James Gustave Speth’s America the Possible

CLICK THE COVER TO VISIT THE BOOK’S AMAZON PAGE.If you want a hard-headed analysis of the global disaster that is looming—and possible pathways to cope with that challenge in sustainable ways—then you need to read books by the former head of Yale’s school of environmental studies James Gustave Speth.

Several years ago, we strongly recommended Speth’s prophetic, research-based manifesto, The Bridge at the Edge of the World: Capitalism, the Environment, and Crossing from Crisis to Sustainability. This week, we are reminding readers of that earlier book in our coverage of Jacob Needleman’s new book, An Unknown World.

There’s no coincidence that this is the same week we are receiving America the Possible: Manifesto for a New Economy. This is Speth’s newest book that repeats—and expands on—his appeal for a new progressive vision as well as a worldwide network to work for social, economic and environmental change. World events are moving so rapidly now that thinkers from realms of religion, like Jacob Needleman, and science, like Speth, are honing their messages into clarion calls that just might make a difference.

In his earlier book, Speth ended with some strong questions to teachers, religious leaders, social activists, scientists as well as anyone else who would listen and start thinking. Now, he is mapping out an even clearer appeal that he describes as a new progressive movement.

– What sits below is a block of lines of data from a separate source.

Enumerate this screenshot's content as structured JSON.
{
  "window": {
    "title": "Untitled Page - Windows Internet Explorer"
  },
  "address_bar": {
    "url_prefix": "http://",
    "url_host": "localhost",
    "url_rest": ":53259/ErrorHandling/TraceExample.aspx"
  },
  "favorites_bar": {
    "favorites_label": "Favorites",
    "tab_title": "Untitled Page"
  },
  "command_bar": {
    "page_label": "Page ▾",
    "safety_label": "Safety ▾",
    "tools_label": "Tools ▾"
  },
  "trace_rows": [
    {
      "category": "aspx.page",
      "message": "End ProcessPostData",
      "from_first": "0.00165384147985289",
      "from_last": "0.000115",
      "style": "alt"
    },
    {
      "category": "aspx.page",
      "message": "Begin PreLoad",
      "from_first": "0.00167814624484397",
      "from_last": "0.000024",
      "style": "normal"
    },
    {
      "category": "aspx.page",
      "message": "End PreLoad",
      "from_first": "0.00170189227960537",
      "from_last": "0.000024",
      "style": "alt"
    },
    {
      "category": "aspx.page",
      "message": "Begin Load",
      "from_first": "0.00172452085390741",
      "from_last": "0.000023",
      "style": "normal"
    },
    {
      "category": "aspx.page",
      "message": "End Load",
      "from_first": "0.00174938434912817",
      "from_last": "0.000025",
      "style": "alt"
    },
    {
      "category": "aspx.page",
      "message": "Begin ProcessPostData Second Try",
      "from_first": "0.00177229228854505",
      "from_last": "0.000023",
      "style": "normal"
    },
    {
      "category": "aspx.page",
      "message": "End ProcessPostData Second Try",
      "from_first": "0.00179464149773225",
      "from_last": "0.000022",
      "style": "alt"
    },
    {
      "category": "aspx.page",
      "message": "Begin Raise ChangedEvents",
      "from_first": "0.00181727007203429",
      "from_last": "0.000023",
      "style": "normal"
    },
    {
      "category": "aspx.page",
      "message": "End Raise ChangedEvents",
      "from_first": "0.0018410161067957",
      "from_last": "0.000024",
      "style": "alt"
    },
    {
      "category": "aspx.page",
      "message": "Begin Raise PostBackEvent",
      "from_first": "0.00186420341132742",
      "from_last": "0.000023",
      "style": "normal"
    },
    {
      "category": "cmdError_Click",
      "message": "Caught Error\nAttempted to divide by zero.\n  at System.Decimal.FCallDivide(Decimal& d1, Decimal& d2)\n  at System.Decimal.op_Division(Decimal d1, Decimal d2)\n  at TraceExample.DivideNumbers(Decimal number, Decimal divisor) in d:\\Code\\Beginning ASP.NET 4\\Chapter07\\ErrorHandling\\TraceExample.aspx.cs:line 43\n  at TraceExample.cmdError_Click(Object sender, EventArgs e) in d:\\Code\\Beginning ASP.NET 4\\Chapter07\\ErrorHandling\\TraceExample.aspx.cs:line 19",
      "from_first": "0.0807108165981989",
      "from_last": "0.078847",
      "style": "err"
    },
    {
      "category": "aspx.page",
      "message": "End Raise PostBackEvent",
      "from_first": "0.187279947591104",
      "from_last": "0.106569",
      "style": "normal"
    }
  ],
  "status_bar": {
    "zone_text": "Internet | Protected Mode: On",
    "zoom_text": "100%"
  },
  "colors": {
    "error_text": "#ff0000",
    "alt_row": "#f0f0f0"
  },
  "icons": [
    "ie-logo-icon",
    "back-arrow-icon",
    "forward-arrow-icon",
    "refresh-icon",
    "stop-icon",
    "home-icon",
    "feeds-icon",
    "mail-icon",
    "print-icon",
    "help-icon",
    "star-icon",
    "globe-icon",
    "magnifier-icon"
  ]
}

Toward the end, he writes: Throughout this book, I have made references to the various progressive communities. Note the plural. What does not exist yet, and what must now be built with urgency, is a unified progressive community. He explains in a clear-eyed way why most sympathetic men and women seem determined to construct barriers that so far are hobbling any hope for a unified movement.

Who can help? As he argued in his earlier book, Speth says that we need a deep, widespread and sustained effort to form and share “a different story.” One key source for that new story is social movements. Speth writes: Social movements are all about consciousness raising, and if successful, they can help usher in a new consciousness. … The proliferation of protests in cities across our country in 2011 may have signaled its beginning.

But that’s not enough, Speth concludes. Writing as a secular scientist, he argues that we must engage the world’s religions, religious teachers and congregational leaders:

Mary Evelyn Tucker has noted that “no other group of institutions can wield the particular moral authority of the religions.” The potential of faith communities is enormous, and they are turning more attention to issues of social justice, peace and environment. … In his 2009 encyclical, Charity in Truth, Pope Benedict XVI called for a radical rethinking of economic life, the profit motive, and economic disparities. Spiritual awakening to new values and new consciousness can also derive from the arts, literature, philosophy, and science. Consider, for example, the long tradition of “reverence for life” stretching back to the Emperor Ashoka more than 2,200 years ago and forward to Albert Schweitzer, Aldo Leopold, Thomas Berry, E.O. Wilson, Terry Tempest Williams, and others. … Cultural transformation won’t be easy, but it’s not impossible either.

Speth ends his new book with poetry of Seamus Heaney:
History says, Don’t hope
On this side of the grave.
But then, once in a lifetime
The longed-for tidal wave
Of justice can rise up,
And hope and history rhyme.

Speth concludes: “Full of hope, it is time to rise up and make history.”

This new book is a great choice for individual reading. It’s also a terrific choice for small-group discussion both in congregations and in secular settings. Given Speth’s stature, the Yale University Press publishing imprint and the balanced sources from which this book draws, there is no religious-secular boundary here preventing America the Possible from being discussed in any setting where people gather.